My take of what each number should mean:
Major: Huge architectural changes or userspace stable API breakage. So 2->3 would mean something like, Fedora 15 would not even run correctly on Linux 3.0. This is what the kernel *currently* uses the minor number for. Evidence: Try running Linux 2.4.x on a reasonably modern distro. Hardware support aside, I don't think you would be successful in any capacity because so many features depend on 2.6 functionality. In fact, some features depend on at least a certain micro version of 2.6, like 2.6.8 or 2.6.18. And then some filesystems (ext4) didn't even exist in 2.4, and they've never (AFAIK) been backported.
Minor: Stable releases representing significant feature development, but evolutionary. This is what the kernel *currently* uses the micro number for.
Micro: Bugfix-only maintenance of a minor release. This is what the current *currently* uses the nano number for.

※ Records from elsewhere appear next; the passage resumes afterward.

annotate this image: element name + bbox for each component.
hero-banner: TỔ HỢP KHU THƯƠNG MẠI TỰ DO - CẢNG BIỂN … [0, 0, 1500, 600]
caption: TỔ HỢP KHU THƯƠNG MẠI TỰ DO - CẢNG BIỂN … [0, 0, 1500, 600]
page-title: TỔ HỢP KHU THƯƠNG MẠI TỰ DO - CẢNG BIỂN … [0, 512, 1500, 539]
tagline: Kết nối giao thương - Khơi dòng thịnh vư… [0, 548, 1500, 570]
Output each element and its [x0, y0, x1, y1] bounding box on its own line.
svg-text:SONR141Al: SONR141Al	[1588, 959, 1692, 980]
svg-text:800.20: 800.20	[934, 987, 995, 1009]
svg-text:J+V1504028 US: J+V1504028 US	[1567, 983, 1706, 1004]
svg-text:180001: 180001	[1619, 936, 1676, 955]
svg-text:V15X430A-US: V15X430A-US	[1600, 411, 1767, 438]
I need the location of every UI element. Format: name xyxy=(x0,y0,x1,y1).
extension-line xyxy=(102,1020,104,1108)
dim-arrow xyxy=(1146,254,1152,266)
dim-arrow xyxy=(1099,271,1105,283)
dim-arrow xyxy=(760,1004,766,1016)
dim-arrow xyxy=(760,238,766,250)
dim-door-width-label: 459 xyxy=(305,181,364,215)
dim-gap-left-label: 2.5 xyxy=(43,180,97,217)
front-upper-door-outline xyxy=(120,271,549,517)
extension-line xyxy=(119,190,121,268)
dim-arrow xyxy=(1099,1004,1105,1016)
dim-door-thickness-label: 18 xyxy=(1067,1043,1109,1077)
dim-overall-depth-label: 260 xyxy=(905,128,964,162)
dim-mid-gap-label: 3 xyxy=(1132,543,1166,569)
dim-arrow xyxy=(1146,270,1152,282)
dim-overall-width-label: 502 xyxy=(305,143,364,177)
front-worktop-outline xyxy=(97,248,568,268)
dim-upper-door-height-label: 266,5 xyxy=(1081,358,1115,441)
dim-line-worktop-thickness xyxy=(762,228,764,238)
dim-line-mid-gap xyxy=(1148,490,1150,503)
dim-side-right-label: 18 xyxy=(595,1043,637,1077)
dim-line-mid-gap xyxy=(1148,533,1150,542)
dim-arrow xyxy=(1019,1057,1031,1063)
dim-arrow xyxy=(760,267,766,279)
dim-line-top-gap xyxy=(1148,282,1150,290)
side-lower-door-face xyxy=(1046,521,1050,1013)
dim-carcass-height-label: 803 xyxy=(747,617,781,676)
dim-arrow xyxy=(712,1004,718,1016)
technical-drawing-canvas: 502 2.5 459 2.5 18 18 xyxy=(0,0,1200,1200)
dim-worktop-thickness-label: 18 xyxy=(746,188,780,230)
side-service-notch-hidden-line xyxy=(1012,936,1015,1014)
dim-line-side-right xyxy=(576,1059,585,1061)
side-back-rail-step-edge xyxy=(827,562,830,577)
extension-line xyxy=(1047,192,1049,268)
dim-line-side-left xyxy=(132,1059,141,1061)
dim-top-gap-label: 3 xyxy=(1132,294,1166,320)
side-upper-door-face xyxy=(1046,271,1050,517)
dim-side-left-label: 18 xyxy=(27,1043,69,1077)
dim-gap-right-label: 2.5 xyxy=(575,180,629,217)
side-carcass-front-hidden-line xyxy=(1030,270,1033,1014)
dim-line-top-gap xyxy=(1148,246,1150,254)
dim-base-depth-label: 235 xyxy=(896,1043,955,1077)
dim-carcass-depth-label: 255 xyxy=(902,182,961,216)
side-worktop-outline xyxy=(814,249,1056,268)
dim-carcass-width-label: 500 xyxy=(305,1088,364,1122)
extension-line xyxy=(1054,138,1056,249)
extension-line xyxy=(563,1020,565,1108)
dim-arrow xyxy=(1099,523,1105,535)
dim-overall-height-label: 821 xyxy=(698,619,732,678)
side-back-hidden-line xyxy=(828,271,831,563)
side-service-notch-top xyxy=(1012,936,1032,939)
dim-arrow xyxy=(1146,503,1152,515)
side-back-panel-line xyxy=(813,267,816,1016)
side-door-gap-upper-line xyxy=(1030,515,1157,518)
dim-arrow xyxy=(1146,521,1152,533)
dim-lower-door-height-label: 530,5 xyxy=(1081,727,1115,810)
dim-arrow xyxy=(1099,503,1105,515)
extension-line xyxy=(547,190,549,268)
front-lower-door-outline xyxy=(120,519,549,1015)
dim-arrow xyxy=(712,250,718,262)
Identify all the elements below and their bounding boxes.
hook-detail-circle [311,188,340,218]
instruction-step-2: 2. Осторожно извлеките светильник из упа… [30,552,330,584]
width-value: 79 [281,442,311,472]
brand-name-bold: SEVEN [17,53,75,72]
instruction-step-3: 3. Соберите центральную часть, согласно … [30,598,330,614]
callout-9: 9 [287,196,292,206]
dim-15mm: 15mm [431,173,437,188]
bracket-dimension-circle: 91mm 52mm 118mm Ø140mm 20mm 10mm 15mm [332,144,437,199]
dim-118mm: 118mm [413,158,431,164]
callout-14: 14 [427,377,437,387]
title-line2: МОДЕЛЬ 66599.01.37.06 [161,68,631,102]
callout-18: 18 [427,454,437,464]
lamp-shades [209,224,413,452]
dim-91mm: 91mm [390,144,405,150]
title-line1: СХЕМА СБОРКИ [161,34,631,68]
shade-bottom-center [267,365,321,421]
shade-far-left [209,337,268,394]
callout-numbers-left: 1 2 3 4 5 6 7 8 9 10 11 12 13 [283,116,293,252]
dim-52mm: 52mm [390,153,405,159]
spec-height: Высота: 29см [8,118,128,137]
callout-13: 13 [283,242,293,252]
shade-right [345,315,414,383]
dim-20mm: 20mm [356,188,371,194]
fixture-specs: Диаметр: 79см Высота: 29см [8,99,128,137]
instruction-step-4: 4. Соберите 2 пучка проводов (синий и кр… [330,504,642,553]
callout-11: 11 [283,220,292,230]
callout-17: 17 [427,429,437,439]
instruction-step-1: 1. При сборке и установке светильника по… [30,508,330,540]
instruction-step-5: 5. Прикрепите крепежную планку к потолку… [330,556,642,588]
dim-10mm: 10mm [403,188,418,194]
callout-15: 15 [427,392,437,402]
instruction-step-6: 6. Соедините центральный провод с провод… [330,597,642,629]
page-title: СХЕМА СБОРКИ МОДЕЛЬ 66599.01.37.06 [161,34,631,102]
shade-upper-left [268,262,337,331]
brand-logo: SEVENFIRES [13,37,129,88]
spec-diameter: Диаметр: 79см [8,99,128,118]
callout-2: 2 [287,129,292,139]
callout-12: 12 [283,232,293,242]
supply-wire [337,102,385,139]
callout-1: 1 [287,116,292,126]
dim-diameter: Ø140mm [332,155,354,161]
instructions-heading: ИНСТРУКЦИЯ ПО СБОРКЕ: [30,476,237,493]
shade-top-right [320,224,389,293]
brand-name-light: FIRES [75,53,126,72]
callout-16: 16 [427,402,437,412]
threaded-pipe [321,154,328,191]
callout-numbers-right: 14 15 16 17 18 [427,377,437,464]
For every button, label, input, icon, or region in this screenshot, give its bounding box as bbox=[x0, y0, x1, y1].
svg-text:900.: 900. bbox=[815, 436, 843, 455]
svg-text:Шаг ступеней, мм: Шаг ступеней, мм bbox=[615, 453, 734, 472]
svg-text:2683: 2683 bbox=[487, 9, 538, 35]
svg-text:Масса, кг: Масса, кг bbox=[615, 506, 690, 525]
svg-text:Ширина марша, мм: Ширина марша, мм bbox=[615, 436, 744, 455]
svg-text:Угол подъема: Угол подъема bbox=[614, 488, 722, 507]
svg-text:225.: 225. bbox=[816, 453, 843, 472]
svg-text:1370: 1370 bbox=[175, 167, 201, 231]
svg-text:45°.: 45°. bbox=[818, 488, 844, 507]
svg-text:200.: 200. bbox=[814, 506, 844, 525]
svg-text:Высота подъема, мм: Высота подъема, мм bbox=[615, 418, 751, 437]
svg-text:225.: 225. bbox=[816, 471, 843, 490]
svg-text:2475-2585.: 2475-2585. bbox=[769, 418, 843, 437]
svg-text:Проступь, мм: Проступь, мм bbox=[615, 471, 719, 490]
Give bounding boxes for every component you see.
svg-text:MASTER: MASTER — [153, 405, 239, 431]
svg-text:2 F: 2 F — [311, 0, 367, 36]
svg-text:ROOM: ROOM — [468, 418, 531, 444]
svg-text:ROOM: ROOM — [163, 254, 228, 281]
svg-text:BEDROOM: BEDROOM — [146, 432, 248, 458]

Nano: Distros that have their own patch series should use the nano number, followed by the distro name. Making this somewhat standard would help with version tracking. And no, I absolutely hate the dash that all the distros tend to put after the micro number as it stands. Don't write "2.6.32-78-ubuntu1"; write "126.96.36.199ubuntu" (that would be the third-generation kernel, the first significant evolutionary release, the second maintenance release of 3.1, and the 78th patch release of said kernel by the Ubuntu kernel team. If the kernel team insists on keeping the same patch release and making a patch or fix to the patch (or to the package build), just tack on a number after the distro name, as most distros currently do.